Are there any questions why the Democrats lost the last election? They are preparing to gin up a controversy, not about torture, but about the limits to be placed on interrogating terrorists.
In any event, on Thursday, the Senate Judiciary Committee will hold a
confirmation hearing for Gonzales. Critics are urging committee Democrats to
question the nominee aggressively on the benighted administration policy of no
Geneva protections for terrorists whose lives are singularly dedicated to
annihilating Americans. Fair game, one supposes, but no senator should be
allowed to take up the torch without at least answering a simple question: Do
you favor a treaty with al Qaeda?
The inarguable, inconvenient fact is we have no such treaty. Al Qaeda is not and, indeed, cannot be among Geneva's high contracting parties. It is not a country. The U.S. has for over two decades expressly rejected a treaty — the 1977 Protocol I to the Geneva Conventions — that would have vested terrorists with Geneva protections. I hate to spoil the party, but if we're going to have such a treaty with al Qaeda and other terrorist organizations, it will have to be a new one.

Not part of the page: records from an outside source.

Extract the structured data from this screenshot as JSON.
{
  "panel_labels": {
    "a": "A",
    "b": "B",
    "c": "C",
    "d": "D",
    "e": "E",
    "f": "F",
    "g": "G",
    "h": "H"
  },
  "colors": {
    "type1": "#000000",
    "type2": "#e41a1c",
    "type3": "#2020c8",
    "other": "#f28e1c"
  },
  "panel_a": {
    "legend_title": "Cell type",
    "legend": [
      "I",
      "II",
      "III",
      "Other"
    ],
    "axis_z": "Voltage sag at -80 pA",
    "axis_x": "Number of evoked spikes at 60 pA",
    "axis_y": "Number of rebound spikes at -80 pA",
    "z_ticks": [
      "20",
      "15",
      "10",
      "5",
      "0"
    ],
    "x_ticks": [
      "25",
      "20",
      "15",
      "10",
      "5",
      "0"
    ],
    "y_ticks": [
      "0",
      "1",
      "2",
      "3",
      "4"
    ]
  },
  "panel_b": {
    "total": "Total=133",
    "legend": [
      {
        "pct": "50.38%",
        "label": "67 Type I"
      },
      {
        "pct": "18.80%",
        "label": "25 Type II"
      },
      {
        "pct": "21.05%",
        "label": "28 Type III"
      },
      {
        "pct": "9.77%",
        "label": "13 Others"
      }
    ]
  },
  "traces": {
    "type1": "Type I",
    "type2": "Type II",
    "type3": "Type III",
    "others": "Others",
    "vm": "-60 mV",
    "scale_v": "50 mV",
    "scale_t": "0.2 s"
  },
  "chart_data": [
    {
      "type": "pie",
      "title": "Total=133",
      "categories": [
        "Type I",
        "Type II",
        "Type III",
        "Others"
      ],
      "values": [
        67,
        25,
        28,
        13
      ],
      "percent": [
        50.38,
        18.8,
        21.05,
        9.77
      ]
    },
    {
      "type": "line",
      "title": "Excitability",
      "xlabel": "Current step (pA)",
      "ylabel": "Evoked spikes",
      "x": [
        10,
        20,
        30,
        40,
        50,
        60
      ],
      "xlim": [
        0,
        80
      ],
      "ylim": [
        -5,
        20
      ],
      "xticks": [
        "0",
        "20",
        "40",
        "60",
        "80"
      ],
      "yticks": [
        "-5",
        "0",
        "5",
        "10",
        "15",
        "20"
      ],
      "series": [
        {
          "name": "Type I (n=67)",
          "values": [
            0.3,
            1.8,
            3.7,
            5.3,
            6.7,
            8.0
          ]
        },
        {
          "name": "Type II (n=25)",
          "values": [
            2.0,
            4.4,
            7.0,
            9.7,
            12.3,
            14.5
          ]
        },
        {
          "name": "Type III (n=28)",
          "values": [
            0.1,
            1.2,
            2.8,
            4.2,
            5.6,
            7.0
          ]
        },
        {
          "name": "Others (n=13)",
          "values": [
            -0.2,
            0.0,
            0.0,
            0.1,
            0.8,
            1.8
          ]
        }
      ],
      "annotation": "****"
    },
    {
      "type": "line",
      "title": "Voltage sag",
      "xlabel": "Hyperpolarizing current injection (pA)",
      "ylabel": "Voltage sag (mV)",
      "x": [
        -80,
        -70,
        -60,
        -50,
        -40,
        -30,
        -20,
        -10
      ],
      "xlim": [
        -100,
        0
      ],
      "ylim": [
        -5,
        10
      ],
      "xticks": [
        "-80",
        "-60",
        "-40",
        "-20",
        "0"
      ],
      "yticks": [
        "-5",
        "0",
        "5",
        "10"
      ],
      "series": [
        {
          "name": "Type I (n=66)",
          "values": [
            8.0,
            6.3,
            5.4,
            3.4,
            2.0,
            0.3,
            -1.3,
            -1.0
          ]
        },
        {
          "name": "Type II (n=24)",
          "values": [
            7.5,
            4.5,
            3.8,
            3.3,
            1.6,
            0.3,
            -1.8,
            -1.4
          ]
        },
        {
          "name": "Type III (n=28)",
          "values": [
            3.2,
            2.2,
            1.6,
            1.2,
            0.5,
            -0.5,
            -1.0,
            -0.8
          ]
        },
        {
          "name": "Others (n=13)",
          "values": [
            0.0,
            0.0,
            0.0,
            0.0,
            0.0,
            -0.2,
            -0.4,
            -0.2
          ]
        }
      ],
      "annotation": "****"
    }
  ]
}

Under Article III of the Constitution, the consent of two thirds of the Senate's membership is required before a treaty can be approved. Although we haven't yet been able to arrange getting President Bush and Emir Zarqawi together for a signing ceremony, getting the senators on record — especially given the caviling over Gonzales — could really get the ball rolling. So let's ask them. All of them. Plain and
simple, so the folks back home know just where you stand: Do you favor a treaty
with al Qaeda?
Does anyone think there are 67 yea votes on that one? How
about ten? How about one? No. The fact is, outside a lunatic fringe, there's not
a politician in America who would support something so absurd.
The next attorney general's position on this matter is not a radical view. It's America's view. So ask away — it'll be good for all of us to know where everyone stands.

And speaking as a dissident in The People's Republic of Illinois, I very much want to know where Sen Durbin and the Dems new heart throb, Barak Obama stand on terrorism.